While addiction to cocaine and heroine provokes a loss of learning
capacity, a diminished ability to make new choices, acquire new
information, or adapt to new circumstances, the same cannot be said
about the use of entheogens.
The application of Iboga and Ibogaine to heal drug addictions has been
discovered only in the last 30-40 years in the western countries, where
this problem is deep-rooted and still growing, The tendency nowadays
in clinical settings is to avoid administering high doses of Ibogaine all at
once, and for safety reasons to split the administration into two or three
doses.

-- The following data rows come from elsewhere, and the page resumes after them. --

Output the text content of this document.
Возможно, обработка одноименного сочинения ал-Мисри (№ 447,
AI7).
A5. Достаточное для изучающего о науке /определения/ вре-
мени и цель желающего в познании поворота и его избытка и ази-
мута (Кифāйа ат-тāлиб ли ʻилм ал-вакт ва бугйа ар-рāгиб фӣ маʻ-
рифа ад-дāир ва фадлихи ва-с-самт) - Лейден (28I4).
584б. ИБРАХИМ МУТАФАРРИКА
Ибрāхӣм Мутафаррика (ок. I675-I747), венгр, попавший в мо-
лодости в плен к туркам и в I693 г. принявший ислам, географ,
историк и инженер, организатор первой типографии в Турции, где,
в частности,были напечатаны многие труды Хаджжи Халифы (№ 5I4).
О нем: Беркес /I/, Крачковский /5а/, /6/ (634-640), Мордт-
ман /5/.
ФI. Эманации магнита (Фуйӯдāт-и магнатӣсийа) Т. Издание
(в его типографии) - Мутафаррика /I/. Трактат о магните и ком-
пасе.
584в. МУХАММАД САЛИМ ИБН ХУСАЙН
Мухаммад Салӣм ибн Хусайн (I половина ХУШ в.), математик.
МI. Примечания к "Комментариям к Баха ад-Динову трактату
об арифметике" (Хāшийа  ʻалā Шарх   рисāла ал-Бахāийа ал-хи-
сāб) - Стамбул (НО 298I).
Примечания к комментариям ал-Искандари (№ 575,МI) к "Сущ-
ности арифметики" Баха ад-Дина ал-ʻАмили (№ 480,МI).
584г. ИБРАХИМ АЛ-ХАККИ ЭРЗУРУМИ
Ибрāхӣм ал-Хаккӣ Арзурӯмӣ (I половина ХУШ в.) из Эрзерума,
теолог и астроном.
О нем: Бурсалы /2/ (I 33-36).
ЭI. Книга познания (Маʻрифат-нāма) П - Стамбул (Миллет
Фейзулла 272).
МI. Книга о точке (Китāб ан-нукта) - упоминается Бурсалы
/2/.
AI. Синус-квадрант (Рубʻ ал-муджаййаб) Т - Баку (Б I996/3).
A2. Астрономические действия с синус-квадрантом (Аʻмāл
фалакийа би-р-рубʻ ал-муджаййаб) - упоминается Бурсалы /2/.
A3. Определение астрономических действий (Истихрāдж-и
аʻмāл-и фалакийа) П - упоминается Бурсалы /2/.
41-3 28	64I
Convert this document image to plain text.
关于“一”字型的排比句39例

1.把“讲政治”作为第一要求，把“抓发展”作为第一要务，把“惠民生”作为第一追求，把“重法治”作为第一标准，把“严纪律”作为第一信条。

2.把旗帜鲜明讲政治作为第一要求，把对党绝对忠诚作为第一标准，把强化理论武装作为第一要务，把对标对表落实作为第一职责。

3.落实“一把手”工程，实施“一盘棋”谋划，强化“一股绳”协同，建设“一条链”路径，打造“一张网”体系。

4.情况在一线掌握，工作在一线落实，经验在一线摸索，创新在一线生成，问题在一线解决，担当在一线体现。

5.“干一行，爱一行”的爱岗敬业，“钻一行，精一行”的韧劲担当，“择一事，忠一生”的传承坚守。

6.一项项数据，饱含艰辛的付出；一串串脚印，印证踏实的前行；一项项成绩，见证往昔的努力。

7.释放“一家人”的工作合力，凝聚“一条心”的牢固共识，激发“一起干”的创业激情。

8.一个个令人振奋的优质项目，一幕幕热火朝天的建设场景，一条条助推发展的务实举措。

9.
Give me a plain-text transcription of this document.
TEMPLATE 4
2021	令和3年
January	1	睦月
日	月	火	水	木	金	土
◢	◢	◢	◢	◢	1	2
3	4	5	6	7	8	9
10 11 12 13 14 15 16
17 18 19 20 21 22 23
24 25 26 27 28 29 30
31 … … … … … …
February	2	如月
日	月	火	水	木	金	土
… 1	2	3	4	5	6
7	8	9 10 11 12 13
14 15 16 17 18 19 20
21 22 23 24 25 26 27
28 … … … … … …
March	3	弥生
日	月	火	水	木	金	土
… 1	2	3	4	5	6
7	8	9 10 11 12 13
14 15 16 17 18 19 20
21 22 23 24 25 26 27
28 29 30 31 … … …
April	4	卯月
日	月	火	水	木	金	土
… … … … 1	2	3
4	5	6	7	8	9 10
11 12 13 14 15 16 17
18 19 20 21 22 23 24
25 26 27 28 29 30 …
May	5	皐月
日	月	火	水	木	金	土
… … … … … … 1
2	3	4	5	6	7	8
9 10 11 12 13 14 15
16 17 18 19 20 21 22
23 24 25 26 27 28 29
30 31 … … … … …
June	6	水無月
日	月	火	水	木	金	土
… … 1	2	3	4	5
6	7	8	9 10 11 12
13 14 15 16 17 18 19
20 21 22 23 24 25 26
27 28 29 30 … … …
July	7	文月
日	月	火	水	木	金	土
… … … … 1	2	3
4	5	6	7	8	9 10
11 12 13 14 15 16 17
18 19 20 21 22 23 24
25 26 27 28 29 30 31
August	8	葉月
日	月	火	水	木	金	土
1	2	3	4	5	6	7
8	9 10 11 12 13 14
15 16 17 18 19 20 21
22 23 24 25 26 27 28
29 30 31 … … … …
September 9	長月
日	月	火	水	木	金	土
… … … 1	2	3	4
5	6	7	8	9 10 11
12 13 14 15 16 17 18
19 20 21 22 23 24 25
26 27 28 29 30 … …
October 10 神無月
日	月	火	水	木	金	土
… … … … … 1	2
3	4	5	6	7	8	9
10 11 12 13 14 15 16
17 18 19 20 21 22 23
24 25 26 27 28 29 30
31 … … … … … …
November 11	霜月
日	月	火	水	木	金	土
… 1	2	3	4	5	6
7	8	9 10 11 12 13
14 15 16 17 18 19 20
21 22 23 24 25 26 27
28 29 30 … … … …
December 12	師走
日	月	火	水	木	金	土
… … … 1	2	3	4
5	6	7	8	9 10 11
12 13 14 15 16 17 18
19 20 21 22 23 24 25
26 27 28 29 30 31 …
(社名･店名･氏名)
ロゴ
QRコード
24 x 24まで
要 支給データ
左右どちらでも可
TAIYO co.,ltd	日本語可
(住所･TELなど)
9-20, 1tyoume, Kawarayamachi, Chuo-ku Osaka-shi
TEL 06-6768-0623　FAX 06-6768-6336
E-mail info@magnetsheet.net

The administration of Iboga on addicts was unknown originally in
Africa where Iboga, the ‘sacred wood’ is considered a Sacrament that
connects with the world of the ancestors in order to be reborn in a
spiritual life. That’s the reason why the Bwiti call themselves the true
Christians and affirm that ‘in the church you speak about God, with
Iboga you live with God’. It is a fact that Gabon- where the Bwiti is one
of the national religions next to Catholicism and Islam- is the most
stable country in West Africa with the least criminality.
References
1) Ten years of therapy in one night, Daniel Pinchbeck.